This project is a hands-on exploration of distance-based Machine Learning algorithms (like K-Nearest Neighbors and Nearest Centroid).
We trained and tested our models on the FashionMNIST dataset, which contains 70,000 grayscale images (28x28 pixels) of clothes and shoes.
Important Note: This README is just a quick summary of our results. For the full, step-by-step analysis, the math behind our choices, and detailed code explanations, please read the Documentation file included in this repository.
Throughout this project, we focused on the systematic exploration and optimization of the machine learning pipeline. Our approach was not static; rather, it was based on continuous experimentation across the following areas:
- Feature Extraction Process: We experimented extensively with data representation. We altered and tested various feature extraction methods to find the optimal way to transform the raw information before feeding it into the models.
- Algorithm Exploration: We developed and evaluated multiple machine learning algorithms to practically examine which approach (or family of models) best fits the specific nature of our problem.
- K-Fold Cross-Validation & Hyperparameter Tuning: To find the optimal hyperparameters and prevent overfitting, the evaluation of the models was not conducted using a simple train/test split.

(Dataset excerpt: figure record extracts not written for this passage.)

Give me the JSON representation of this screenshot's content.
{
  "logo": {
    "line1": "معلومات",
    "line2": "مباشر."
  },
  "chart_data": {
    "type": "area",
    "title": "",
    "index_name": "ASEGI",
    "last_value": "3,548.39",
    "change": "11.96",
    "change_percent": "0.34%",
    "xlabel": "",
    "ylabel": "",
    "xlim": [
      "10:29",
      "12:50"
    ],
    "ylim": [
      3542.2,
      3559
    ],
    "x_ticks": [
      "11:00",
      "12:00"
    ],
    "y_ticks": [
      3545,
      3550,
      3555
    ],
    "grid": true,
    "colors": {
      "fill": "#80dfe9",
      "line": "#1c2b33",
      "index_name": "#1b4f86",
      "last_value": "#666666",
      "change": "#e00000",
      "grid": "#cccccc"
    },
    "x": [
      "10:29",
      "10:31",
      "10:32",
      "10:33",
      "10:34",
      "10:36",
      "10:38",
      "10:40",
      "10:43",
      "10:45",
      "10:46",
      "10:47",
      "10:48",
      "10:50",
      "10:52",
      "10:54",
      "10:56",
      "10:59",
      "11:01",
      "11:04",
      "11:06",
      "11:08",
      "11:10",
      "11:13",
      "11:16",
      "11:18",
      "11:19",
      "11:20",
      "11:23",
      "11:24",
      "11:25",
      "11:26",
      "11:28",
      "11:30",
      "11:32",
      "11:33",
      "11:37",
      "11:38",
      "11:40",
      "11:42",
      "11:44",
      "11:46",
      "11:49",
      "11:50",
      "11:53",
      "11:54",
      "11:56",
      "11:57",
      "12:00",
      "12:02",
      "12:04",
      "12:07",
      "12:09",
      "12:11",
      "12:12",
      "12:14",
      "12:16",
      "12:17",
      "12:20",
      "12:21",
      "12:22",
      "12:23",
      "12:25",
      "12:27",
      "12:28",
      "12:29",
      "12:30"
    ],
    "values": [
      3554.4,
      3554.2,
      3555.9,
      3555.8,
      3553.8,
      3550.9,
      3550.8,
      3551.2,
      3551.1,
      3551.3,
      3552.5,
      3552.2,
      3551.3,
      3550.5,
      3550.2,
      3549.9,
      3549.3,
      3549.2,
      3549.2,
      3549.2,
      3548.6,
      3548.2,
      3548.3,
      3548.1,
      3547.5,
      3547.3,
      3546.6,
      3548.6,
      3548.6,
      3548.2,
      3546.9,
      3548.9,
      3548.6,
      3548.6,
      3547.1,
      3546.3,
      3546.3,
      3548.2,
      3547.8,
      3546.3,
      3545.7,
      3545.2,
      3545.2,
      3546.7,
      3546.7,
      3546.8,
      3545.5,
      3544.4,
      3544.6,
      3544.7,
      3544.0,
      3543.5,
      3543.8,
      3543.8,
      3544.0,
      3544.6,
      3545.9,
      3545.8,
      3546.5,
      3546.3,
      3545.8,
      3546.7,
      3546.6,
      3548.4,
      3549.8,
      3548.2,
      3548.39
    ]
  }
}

Instead, we integrated K-Fold Cross-Validation techniques, assessing the stability and generalization capabilities of the algorithms across multiple different data subsets (folds).
Inside the Jupyter Notebook, you will find a complete workflow that covers:
- Experiments & Fine-Tuning: * Tuning the k parameter (number of neighbors) to observe its effect on overfitting and underfitting.
- Testing different distance metrics (e.g., Euclidean vs. Manhattan distance).
- (Optional) Applying dimensionality reduction techniques (like PCA) to speed up training and inference.
- Evaluation: Assessing the model using metrics such as Accuracy, Precision, and Recall, along with visualizations like the Confusion Matrix.
- Nearest Centroid Classifier: Implementation of the Nearest Centroid Classifier for image classification and experiments/evaluation.